Título: Daniel (Council Enforcers #1): Executores do Conselho 1
Autor: Catherine Lievens
Sinopse: Daniel sabia que iria procurar um trocador com o seu melhor amigo Anthony, mas não esperava que terminasse como ele. Agora ele tem um novo emprego com Kameron Rhett, o Gillham pack alpha, e ele adora. Ele gosta de estar perto de shifters, e ainda mais longe de sua casa e seu pai alcoólatra. A primeira reunião de Bran Morris como chefe dos fiscais do conselho leva-o a Gillham. Kameron precisa tomar uma decisão sobre sair para a cidade, e Bran é suposto para ajudar com ele. Nunca esperava encontrar-se com seu companheiro, não depois de perder sua esposa e seu filho trinta e seis anos antes. Daniel e Bran acertaram imediatamente, mas quando o pai de Daniel se torna um problema, Daniel não sabe o que fazer. Deveria viver sua vida e estar com seu companheiro, ou deveria ficar com seu pai para ter certeza de que o homem não se machucaria?
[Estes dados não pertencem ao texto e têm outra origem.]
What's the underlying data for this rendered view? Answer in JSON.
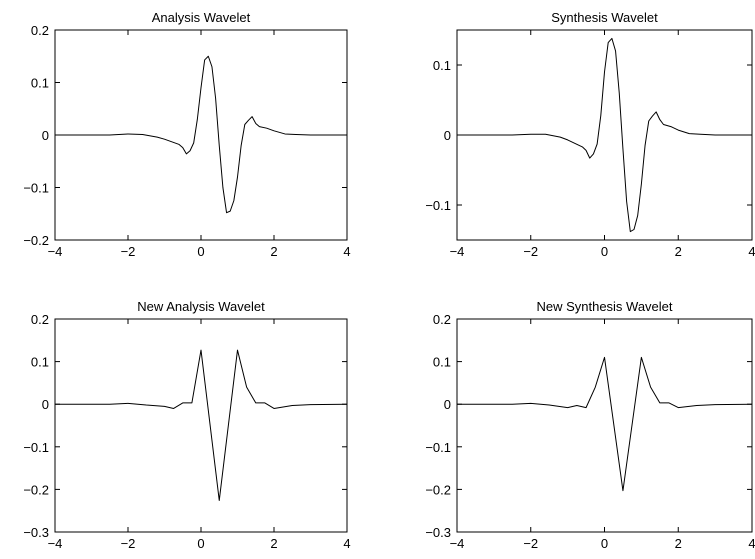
{
  "chart_data": [
    {
      "type": "line",
      "title": "Analysis Wavelet",
      "xlim": [
        -4,
        4
      ],
      "ylim": [
        -0.2,
        0.2
      ],
      "xticks": [
        -4,
        -2,
        0,
        2,
        4
      ],
      "yticks": [
        -0.2,
        -0.1,
        0,
        0.1,
        0.2
      ],
      "xtick_labels": [
        "−4",
        "−2",
        "0",
        "2",
        "4"
      ],
      "ytick_labels": [
        "−0.2",
        "−0.1",
        "0",
        "0.1",
        "0.2"
      ],
      "x": [
        -4,
        -2.5,
        -2,
        -1.6,
        -1.2,
        -1.0,
        -0.8,
        -0.6,
        -0.5,
        -0.4,
        -0.3,
        -0.2,
        -0.1,
        0.0,
        0.1,
        0.2,
        0.3,
        0.4,
        0.5,
        0.6,
        0.7,
        0.8,
        0.9,
        1.0,
        1.1,
        1.2,
        1.3,
        1.4,
        1.5,
        1.6,
        1.8,
        2.0,
        2.3,
        2.6,
        3.0,
        4.0
      ],
      "y": [
        0,
        0,
        0.002,
        0.001,
        -0.004,
        -0.008,
        -0.013,
        -0.018,
        -0.024,
        -0.036,
        -0.03,
        -0.015,
        0.03,
        0.09,
        0.143,
        0.15,
        0.13,
        0.07,
        -0.02,
        -0.1,
        -0.148,
        -0.145,
        -0.125,
        -0.08,
        -0.02,
        0.02,
        0.028,
        0.035,
        0.022,
        0.016,
        0.013,
        0.008,
        0.002,
        0.001,
        0,
        0
      ]
    },
    {
      "type": "line",
      "title": "Synthesis Wavelet",
      "xlim": [
        -4,
        4
      ],
      "ylim": [
        -0.15,
        0.15
      ],
      "xticks": [
        -4,
        -2,
        0,
        2,
        4
      ],
      "yticks": [
        -0.1,
        0,
        0.1
      ],
      "xtick_labels": [
        "−4",
        "−2",
        "0",
        "2",
        "4"
      ],
      "ytick_labels": [
        "−0.1",
        "0",
        "0.1"
      ],
      "x": [
        -4,
        -2.5,
        -2,
        -1.6,
        -1.2,
        -1.0,
        -0.8,
        -0.6,
        -0.5,
        -0.4,
        -0.3,
        -0.2,
        -0.1,
        0.0,
        0.1,
        0.2,
        0.3,
        0.4,
        0.5,
        0.6,
        0.7,
        0.8,
        0.9,
        1.0,
        1.1,
        1.2,
        1.3,
        1.4,
        1.5,
        1.6,
        1.8,
        2.0,
        2.3,
        2.6,
        3.0,
        4.0
      ],
      "y": [
        0,
        0,
        0.001,
        0.001,
        -0.003,
        -0.007,
        -0.012,
        -0.017,
        -0.022,
        -0.033,
        -0.027,
        -0.013,
        0.028,
        0.09,
        0.132,
        0.138,
        0.12,
        0.06,
        -0.02,
        -0.095,
        -0.138,
        -0.135,
        -0.115,
        -0.07,
        -0.015,
        0.02,
        0.027,
        0.033,
        0.022,
        0.015,
        0.012,
        0.007,
        0.002,
        0.001,
        0,
        0
      ]
    },
    {
      "type": "line",
      "title": "New Analysis Wavelet",
      "xlim": [
        -4,
        4
      ],
      "ylim": [
        -0.3,
        0.2
      ],
      "xticks": [
        -4,
        -2,
        0,
        2,
        4
      ],
      "yticks": [
        -0.3,
        -0.2,
        -0.1,
        0,
        0.1,
        0.2
      ],
      "xtick_labels": [
        "−4",
        "−2",
        "0",
        "2",
        "4"
      ],
      "ytick_labels": [
        "−0.3",
        "−0.2",
        "−0.1",
        "0",
        "0.1",
        "0.2"
      ],
      "x": [
        -4,
        -3,
        -2.5,
        -2.0,
        -1.5,
        -1.0,
        -0.75,
        -0.5,
        -0.25,
        0.0,
        0.5,
        1.0,
        1.25,
        1.5,
        1.75,
        2.0,
        2.5,
        3.0,
        4.0
      ],
      "y": [
        0,
        0,
        0,
        0.002,
        -0.002,
        -0.005,
        -0.01,
        0.003,
        0.003,
        0.127,
        -0.226,
        0.127,
        0.04,
        0.003,
        0.003,
        -0.01,
        -0.003,
        -0.001,
        0
      ]
    },
    {
      "type": "line",
      "title": "New Synthesis Wavelet",
      "xlim": [
        -4,
        4
      ],
      "ylim": [
        -0.3,
        0.2
      ],
      "xticks": [
        -4,
        -2,
        0,
        2,
        4
      ],
      "yticks": [
        -0.3,
        -0.2,
        -0.1,
        0,
        0.1,
        0.2
      ],
      "xtick_labels": [
        "−4",
        "−2",
        "0",
        "2",
        "4"
      ],
      "ytick_labels": [
        "−0.3",
        "−0.2",
        "−0.1",
        "0",
        "0.1",
        "0.2"
      ],
      "x": [
        -4,
        -3,
        -2.5,
        -2.0,
        -1.5,
        -1.0,
        -0.75,
        -0.5,
        -0.25,
        0.0,
        0.5,
        1.0,
        1.25,
        1.5,
        1.75,
        2.0,
        2.5,
        3.0,
        4.0
      ],
      "y": [
        0,
        0,
        0,
        0.002,
        -0.002,
        -0.008,
        -0.003,
        -0.008,
        0.04,
        0.11,
        -0.203,
        0.11,
        0.04,
        0.003,
        0.003,
        -0.008,
        -0.003,
        -0.001,
        0
      ]
    }
  ]
}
O que aconteceria com sua relação com Bran se ele escolhasse seu pai?
Contexto da obra
Quando a classificação é mais ampla, o contexto do livro costuma depender ainda mais de autoria, tema e edição. “Daniel (Council Enforcers #1): Executores do Conselho 1”, de Catherine Lievens, publicado pela editora eXtasy Books, em 2016 e com 172 páginas, integra a categoria Livros Variados. Por isso, autoria, edição e tema acabam tendo ainda mais peso na forma de apresentar o livro.
Editora: eXtasy Books
Páginas: 172
Ano: 2016
Edição:
Linguagem: pt_BR
ISBN:
ISBN13:
Sobre a editora
Os livros da editora eXtasy Books costumam apresentar narrativas intensas e envolventes, centradas em personagens que enfrentam conflitos pessoais profundos e relações complexas, muitas vezes em universos paranormais ou com elementos de fantasia. O catálogo sugere um foco recorrente em histórias de shifters, vampiros, e outras criaturas sobrenaturais, onde a descoberta do amor, a superação de traumas e a luta por aceitação são temas frequentes. O tom varia entre o dramático e o romântico, com ritmo que alterna entre a tensão crescente e momentos de conexão emocional íntima. Muitas obras exploram dinâmicas de poder e pertencimento dentro de comunidades fechadas, como matilhas ou coalizões, criando um clima de mistério e urgência.